Bir de bu insanlar için çok zeki derler ya... Birde,dombra müziğini boşalan yağ tenekesi ile ramazan davulu gibi kulakları tırmalayıcı sesler çıkartmıyorlar mı?
Düzenin zengin ve zeki çocukları milletvekili olurlar. Yakalarına mebus rozeti takarlar. Kendilerini yeryüzü tanrılarından biri olduklarını sanırlar. Gümrüklü sahalarda, akaryakıt satış istasyonları açarlar, iş adamı olurlar. Her şey çıkarlar içindir. Vergiden düşmek için her türlü numarayı yaparlar.

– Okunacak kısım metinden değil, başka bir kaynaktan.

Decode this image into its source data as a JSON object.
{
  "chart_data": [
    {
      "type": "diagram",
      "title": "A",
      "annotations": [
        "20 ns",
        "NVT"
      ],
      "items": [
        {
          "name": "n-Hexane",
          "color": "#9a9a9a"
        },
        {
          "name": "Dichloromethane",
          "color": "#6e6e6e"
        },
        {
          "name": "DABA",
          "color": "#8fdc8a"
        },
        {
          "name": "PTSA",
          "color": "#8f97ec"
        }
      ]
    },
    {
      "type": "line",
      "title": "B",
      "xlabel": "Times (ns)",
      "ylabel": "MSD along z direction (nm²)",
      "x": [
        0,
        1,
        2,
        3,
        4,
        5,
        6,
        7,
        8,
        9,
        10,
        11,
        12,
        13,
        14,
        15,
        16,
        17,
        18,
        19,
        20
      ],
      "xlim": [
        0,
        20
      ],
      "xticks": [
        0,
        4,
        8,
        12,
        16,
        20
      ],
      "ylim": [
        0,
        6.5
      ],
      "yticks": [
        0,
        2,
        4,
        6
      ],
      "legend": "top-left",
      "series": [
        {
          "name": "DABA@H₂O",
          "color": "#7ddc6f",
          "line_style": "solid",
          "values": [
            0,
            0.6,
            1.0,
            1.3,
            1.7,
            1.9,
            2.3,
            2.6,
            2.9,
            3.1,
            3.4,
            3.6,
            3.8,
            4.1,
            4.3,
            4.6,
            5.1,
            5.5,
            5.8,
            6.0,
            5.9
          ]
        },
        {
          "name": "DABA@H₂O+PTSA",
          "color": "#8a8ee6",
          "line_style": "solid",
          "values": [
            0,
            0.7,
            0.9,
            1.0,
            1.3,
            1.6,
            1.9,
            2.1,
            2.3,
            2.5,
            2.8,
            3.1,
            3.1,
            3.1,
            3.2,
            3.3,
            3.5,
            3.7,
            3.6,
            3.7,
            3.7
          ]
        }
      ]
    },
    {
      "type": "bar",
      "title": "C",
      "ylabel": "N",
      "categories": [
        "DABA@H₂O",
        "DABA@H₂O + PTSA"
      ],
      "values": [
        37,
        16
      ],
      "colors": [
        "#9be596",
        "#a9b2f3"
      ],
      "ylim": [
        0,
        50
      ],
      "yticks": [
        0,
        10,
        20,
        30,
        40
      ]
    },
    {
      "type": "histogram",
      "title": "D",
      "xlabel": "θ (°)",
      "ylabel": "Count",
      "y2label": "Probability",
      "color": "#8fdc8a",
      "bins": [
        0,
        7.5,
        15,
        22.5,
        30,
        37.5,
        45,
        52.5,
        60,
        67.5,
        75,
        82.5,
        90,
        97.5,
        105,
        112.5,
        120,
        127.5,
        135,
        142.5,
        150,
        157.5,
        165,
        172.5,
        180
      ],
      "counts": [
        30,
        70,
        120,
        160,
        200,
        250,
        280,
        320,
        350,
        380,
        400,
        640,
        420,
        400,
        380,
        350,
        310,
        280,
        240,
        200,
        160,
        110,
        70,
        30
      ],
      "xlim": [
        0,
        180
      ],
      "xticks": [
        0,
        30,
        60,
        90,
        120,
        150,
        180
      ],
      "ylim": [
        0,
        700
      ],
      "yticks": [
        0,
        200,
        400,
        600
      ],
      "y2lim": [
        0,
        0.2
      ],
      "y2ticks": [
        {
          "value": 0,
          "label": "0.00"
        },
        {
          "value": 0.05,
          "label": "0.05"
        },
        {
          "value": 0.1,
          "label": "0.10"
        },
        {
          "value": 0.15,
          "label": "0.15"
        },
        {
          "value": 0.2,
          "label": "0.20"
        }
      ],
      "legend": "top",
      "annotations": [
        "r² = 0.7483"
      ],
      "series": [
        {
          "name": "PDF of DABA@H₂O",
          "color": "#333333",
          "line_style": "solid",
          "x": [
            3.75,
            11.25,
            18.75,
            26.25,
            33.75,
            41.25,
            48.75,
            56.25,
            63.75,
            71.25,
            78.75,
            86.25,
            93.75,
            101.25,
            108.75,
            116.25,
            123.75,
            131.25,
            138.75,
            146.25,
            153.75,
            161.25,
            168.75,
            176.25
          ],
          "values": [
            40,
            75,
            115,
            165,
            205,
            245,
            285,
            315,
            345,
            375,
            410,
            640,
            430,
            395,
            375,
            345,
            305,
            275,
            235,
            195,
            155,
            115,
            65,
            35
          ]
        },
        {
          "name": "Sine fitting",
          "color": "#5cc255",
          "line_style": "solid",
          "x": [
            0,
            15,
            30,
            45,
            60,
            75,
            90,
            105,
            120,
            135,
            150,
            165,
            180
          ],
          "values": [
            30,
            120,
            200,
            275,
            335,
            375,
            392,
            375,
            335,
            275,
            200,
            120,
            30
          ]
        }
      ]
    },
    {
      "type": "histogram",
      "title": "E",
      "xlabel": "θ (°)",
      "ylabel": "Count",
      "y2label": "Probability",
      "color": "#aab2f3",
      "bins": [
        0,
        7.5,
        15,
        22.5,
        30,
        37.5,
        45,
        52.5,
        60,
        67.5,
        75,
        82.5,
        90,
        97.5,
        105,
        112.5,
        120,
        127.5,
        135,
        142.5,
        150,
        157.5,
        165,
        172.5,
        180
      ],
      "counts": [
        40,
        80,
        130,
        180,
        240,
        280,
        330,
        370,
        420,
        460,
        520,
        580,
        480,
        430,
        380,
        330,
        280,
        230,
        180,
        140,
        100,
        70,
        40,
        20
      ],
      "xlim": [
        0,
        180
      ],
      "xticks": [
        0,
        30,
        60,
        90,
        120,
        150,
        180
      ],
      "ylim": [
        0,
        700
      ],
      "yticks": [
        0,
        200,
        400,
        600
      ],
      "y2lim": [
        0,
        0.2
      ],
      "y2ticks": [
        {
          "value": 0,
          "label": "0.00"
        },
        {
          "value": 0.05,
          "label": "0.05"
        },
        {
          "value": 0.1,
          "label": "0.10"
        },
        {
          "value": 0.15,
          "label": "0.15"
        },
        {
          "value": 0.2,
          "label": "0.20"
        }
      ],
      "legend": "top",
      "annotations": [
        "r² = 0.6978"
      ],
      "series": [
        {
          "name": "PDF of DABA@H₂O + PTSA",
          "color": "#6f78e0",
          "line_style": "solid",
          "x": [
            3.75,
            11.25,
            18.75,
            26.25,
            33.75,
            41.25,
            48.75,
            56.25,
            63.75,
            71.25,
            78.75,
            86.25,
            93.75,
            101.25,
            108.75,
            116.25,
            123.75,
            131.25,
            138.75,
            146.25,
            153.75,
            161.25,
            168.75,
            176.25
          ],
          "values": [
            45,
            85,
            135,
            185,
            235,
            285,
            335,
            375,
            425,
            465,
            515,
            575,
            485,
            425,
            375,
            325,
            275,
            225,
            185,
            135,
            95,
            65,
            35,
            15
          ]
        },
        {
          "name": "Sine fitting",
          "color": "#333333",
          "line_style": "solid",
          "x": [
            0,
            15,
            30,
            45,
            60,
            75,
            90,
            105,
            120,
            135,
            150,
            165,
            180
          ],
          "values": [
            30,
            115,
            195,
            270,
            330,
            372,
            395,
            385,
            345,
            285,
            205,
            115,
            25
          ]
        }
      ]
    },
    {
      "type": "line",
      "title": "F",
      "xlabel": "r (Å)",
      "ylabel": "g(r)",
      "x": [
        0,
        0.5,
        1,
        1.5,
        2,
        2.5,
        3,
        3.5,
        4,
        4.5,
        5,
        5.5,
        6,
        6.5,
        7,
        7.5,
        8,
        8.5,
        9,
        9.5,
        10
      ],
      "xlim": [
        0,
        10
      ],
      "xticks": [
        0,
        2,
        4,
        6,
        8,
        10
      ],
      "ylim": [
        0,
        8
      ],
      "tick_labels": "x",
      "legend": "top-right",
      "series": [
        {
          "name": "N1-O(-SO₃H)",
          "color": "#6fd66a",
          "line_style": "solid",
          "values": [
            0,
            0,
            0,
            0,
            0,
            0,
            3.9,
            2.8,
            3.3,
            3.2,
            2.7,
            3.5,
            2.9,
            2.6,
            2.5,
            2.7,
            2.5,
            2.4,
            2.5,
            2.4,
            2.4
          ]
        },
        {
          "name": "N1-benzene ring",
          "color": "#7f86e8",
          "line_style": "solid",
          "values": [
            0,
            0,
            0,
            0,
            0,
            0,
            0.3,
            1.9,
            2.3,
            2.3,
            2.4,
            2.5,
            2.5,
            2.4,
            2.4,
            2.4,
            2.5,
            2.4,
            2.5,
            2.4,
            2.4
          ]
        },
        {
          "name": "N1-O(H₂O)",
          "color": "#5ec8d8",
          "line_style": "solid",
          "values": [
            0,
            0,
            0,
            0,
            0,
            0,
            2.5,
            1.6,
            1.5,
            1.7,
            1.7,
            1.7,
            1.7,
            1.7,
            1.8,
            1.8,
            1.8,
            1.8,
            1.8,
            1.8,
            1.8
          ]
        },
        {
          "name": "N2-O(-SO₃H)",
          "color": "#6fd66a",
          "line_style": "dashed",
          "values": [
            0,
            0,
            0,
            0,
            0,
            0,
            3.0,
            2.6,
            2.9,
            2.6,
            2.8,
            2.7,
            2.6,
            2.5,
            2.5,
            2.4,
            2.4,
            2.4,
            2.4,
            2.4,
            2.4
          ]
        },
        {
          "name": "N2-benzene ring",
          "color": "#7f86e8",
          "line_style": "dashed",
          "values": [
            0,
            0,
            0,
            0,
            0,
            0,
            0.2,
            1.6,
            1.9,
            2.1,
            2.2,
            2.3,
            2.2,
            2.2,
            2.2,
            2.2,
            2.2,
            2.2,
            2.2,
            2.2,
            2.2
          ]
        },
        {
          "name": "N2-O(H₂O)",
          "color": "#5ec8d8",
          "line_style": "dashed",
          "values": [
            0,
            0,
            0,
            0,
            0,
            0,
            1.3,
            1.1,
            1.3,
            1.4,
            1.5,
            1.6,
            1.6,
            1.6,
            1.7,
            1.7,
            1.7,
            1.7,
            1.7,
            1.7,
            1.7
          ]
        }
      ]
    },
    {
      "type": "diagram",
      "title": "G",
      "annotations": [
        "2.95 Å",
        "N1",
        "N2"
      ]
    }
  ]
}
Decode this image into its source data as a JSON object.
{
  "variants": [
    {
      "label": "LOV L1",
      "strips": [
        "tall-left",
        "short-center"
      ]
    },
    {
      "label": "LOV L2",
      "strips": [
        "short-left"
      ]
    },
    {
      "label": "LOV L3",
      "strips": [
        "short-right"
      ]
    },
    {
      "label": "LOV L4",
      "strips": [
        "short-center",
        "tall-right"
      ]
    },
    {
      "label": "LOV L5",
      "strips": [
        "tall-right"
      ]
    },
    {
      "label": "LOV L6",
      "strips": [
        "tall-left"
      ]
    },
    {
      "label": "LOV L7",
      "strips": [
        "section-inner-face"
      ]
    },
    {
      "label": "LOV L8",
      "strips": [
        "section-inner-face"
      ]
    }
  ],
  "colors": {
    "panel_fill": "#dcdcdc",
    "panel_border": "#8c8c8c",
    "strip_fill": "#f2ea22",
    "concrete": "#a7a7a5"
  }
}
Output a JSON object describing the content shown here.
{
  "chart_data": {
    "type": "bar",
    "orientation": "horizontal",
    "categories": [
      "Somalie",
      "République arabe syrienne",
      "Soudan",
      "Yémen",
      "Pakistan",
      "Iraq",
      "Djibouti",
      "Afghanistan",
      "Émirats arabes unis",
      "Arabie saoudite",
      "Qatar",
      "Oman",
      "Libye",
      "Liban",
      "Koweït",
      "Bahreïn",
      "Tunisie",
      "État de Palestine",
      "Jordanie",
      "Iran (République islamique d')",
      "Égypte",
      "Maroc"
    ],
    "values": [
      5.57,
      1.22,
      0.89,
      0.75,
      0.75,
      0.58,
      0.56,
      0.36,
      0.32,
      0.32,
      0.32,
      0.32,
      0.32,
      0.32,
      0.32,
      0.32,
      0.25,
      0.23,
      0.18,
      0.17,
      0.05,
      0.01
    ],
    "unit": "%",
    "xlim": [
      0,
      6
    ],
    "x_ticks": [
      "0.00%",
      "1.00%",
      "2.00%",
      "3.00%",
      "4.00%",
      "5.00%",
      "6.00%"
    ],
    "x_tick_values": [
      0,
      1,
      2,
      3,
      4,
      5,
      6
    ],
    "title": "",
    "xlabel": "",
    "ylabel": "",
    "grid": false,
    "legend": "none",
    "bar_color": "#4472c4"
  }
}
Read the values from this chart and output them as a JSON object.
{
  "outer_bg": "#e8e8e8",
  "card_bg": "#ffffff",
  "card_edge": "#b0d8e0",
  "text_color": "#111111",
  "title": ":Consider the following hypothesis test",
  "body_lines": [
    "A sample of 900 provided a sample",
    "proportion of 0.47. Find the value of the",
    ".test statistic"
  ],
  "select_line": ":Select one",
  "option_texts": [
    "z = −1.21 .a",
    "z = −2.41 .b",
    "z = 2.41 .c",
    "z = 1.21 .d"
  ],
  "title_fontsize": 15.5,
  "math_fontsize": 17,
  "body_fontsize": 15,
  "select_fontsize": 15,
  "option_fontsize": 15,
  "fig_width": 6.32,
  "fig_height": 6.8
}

Allah yürü ya kulum deyince, kulları yürütürmüş..
Çaplarına bakmadan ahkam keserler. Çarpık, suçlayıcı ve bölücü bir dil kullanan muhafazakarlar, düzeni bütün nimetlerinden yararlanırlar. Diğerlerine şükür duasını tavsiye ederler.
Yobazlıklarını saklamak içinde diniman,vatan,millet kavramlarının hamasiliğini yaparlar..
Demokrasi adına sizden oy isterler. Sizde tıpış, tıpış gidip oy veririsiniz.Sonrada neden bu bozuk düzen dersiniz!
Bu soruyu sormak bile sizin ne kadar acizlik içinde olduğunuzun bir göstergesi değil midir?
Sakın kızmayın. Ancak kendisi iradenizle size dayatılan adaylara karşı başkaldırırsanız kendi öz benliğinize dönersiniz.

NUMAN KURTULMUŞ bir zamanlar AK Parti için 'HARUN' gibi geldiler. Karun gibi zengin oldular diyordu.
Kadere bak!Kendisini hidayete ererek AK Partiye geçiverdi.
Politikanın fotoğraf bu.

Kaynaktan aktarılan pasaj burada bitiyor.